EIV - Proposition 62 - scolie


Si nous pouvions avoir une connaissance adéquate de la durée des choses, et déterminer par la Raison leurs temps d’existence, nous considérerions les choses futures et les présentes affectés du même sentiment et le bien que l’Âme concevrait comme futur, elle l’appéterait comme un bien présent ; par suite, elle négligerait nécessairement un bien présent moindre pour un bien futur plus grand, et elle appéterait fort peu une chose qui serait bonne dans le présent, mais cause d’un mal futur, comme nous le démontrerons bientôt. Mais nous ne pouvons avoir de la durée des choses (Prop. 31, p. II) qu’une connaissance extrêmement inadéquate, et nous déterminons (Scolie de la Prop. 44, p. II) le temps d’existence des choses par l’imagination seule qui n’est pas également affectée par l’image d’une chose présente et d’une future. De là vient que la connaissance vraie du bien et du mal que nous avons, n’est rien qu’abstraite ou générale et que le jugement porté par nous sur l’ordre des choses et la liaison des causes [1], pour nous permettre de déterminer ce qui dans le présent est bon ou mauvais pour nous, est fondé plutôt sur l’imagination que sur la réalité. Il n’y a donc pas à s’étonner que le Désir né de cette connaissance du bien et du mal relative au futur puisse être réduit assez facilement par le Désir des choses présentement agréables (voir à ce sujet la Prop. 16). [*]

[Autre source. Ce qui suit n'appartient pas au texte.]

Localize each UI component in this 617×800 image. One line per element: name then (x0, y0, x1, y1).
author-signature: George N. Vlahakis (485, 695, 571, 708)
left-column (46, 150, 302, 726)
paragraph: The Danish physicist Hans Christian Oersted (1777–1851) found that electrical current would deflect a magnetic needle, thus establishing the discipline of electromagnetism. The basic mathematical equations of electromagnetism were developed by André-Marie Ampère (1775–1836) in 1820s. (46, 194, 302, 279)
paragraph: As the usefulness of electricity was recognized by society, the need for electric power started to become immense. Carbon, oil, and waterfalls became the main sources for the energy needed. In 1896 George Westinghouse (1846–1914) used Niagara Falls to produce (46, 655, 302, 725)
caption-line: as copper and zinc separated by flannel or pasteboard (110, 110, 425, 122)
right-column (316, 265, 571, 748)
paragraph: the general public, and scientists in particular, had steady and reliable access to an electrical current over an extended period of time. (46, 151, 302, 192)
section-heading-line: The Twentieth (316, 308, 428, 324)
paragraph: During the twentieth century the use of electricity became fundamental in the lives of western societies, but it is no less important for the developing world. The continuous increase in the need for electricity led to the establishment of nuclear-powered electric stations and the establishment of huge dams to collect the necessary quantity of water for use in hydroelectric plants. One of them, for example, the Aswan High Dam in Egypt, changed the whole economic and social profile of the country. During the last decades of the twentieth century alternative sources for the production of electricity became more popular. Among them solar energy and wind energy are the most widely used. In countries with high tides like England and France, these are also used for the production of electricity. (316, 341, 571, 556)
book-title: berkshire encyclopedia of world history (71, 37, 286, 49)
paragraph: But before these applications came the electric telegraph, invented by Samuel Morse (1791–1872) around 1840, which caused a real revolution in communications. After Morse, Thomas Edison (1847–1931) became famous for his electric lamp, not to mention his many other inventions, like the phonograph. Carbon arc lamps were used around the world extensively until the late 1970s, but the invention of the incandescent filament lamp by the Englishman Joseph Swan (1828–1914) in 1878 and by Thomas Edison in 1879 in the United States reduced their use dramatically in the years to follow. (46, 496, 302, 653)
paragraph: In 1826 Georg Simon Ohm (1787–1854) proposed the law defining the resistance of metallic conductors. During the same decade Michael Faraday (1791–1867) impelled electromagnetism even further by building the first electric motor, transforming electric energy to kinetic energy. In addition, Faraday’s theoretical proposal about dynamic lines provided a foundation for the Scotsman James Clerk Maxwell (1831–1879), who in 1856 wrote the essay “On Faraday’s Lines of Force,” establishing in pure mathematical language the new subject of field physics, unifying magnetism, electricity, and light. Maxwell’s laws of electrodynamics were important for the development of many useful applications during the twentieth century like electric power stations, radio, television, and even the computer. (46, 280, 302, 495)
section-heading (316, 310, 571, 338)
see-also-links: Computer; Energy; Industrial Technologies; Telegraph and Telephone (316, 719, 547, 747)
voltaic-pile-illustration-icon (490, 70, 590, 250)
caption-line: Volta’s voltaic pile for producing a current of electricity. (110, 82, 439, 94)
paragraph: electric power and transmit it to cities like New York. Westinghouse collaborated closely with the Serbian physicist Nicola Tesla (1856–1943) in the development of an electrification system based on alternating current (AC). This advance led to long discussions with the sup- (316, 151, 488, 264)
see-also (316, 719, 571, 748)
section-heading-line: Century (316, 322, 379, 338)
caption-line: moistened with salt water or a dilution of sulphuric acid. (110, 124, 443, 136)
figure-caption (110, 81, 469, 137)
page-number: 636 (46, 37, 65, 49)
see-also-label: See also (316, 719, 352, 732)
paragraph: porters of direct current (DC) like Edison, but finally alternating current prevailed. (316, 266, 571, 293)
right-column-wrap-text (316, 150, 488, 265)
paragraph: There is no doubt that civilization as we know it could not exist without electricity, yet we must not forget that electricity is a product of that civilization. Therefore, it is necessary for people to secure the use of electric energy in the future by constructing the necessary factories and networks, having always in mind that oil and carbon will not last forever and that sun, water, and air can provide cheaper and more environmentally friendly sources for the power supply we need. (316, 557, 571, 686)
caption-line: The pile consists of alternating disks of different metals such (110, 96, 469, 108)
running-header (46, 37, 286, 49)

Si nos de rerum duratione adæquatam cognitionem habere earumque existendi tempora ratione determinare possemus, eodem affectu res futuras ac præsentes contemplaremur et bonum quod mens ut futurum conciperet, perinde ac præsens appeteret et consequenter bonum præsens minus pro majore bono futuro necessario negligeret et quod in præsenti bonum esset sed causa futuri alicujus mali, minime appeteret, ut mox demonstrabimus. Sed nos de duratione rerum (per propositionem 31 partis II) non nisi admodum inadæquatam cognitionem habere possumus et rerum existendi tempora (per scholium propositionis 44 partis II) sola imaginatione determinamus quæ non æque afficitur imagine rei præsentis ac futuræ ; unde fit ut vera boni et mali cognitio quam habemus non nisi abstracta sive universalis sit et judicium quod de rerum ordine et causarum nexu facimus ut determinare possimus quid nobis in præsenti bonum aut malum sit, sit potius imaginarium quam reale atque adeo mirum non est si cupiditas quæ ex boni et mali cognitione quatenus hæc futurum prospicit, oritur, facilius rerum cupiditate quæ in præsentia suaves sunt, coerceri potest, de quo vide propositionem 16 hujus partis.

[1Le texte dit exactement : « l’ordre des choses et le nœud des causes », formulation qui se retrouve en EV6dem.

[*(Saisset :) Si nous pouvions avoir une connaissance adéquate de la durée des choses, et déterminer par la raison le temps de leur existence, nous regarderions du même oeil les choses futures et les choses présentes ; un bien à venir nous inspirerait le même désir qu’un bien présent, et on ne négligerait pas tant le bien présent pour de plus grands biens qu’on espère dans l’avenir ; enfin (et nous le démontrerons tout à l’heure), on ne désirerait pas un bien actuel quand on saurait qu’il doit causer plus tard un certain mal. Mais nous ne pouvons avoir de la durée des choses qu’une connaissance inadéquate (par la Propos. 31, part. 2), et notre imagination seule détermine le temps de leur existence (par le Scol. de la Propos. 44, part. 2). Or l’imagination n’est pas affectée de la même façon par une chose présente et par une chose à venir ; et de là vient que la vraie connaissance que nous avons du bien et du mal n’est qu’une connaissance abstraite ou générale, et que le jugement que nous portons sur l’ordre des choses et l’enchaînement des causes, afin de déterminer ce qui nous est présentement bon ou mauvais, est un jugement plus imaginaire que réel. Il ne faut donc point s’étonner que le désir qui naît de la connaissance du bien et du mal, en tant que relative à l’avenir, puisse être si facilement empêché par le désir des choses qui nous sont actuellement agréables. Sur ce point, voyez la Propos. 16.